Sweden tests drug to curb child-sex urges
"NO one would choose this, it's obvious," said Anders, who has unwanted sexual thoughts about children.
He is at the forefront of a unique scientific study under way in Sweden to see if drugs can prevent paedophiles from acting on their urges.
Anders, who agreed to be interviewed using a pseudonym, says he has never abused children but sought help because he knew his sexual fantasies were "not normal".
He hopes the groundbreaking trial will halt his "improper" urges.
At Stockholm's Karolinska Institute, patients like Anders who have sought help for paedophile fantasies but have not acted on them, are being given a drug normally used to treat advanced prostate cancer to determine if it reduces the risk of them sexually abusing a child.
"The goal is to establish a preventive treatment programme for men with paedophiliac disorder that is both effective and tolerable so that we can prevent child sexual abuse from happening in the first place," psychiatrist and lead researcher Christoffer Rahm said.
Various types of chemical castration are used around the world on paedophiles convicted of sex offences.
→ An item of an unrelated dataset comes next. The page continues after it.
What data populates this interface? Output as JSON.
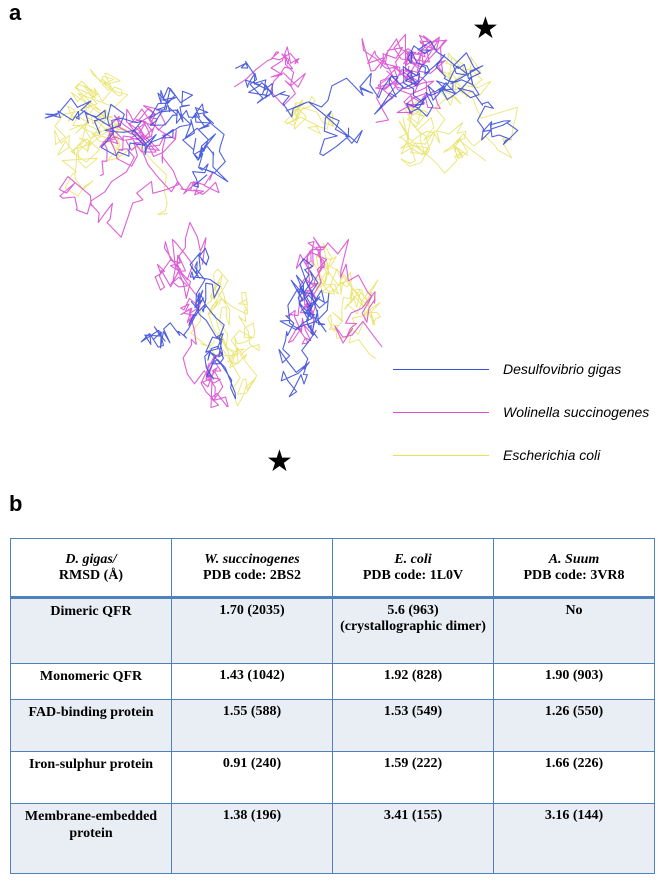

However, the treatment is not used preventively.
"What we introduce with this study is a way of shifting perspective from being reactive to proactive," Mr Rahm said.
Clinical studies on paedophiles are also rare because of ethical issues and difficulties gathering data. Conducting research where patients risk harming a third party requires special cooperation with legal and child welfare experts, Mr Rahm said.
In the clinical trial, half the 60 subjects receive an injection of the drug Degarelix and the other half get a "dummy" drug, or placebo.
Subjects who receive Degarelix will have non-detectable levels of testosterone after three days, an effect that lasts about three months.
Testosterone is involved in several of the most important risk factors for committing child sex abuse, including high sexual arousal, diminished self-control and low empathy.
Anders does not know if he has received the real drug or the placebo, and will find out only when the study is completed in two to three years.
"I have noticed that my sex drive has been sinking lately but I don't know if it's attributable to the medicine," he says.
Subjects will also undergo brain scans using magnetic resonance imaging while looking at computer-generated pictures of partially clothed people of all ages, to see how different areas of their brains react.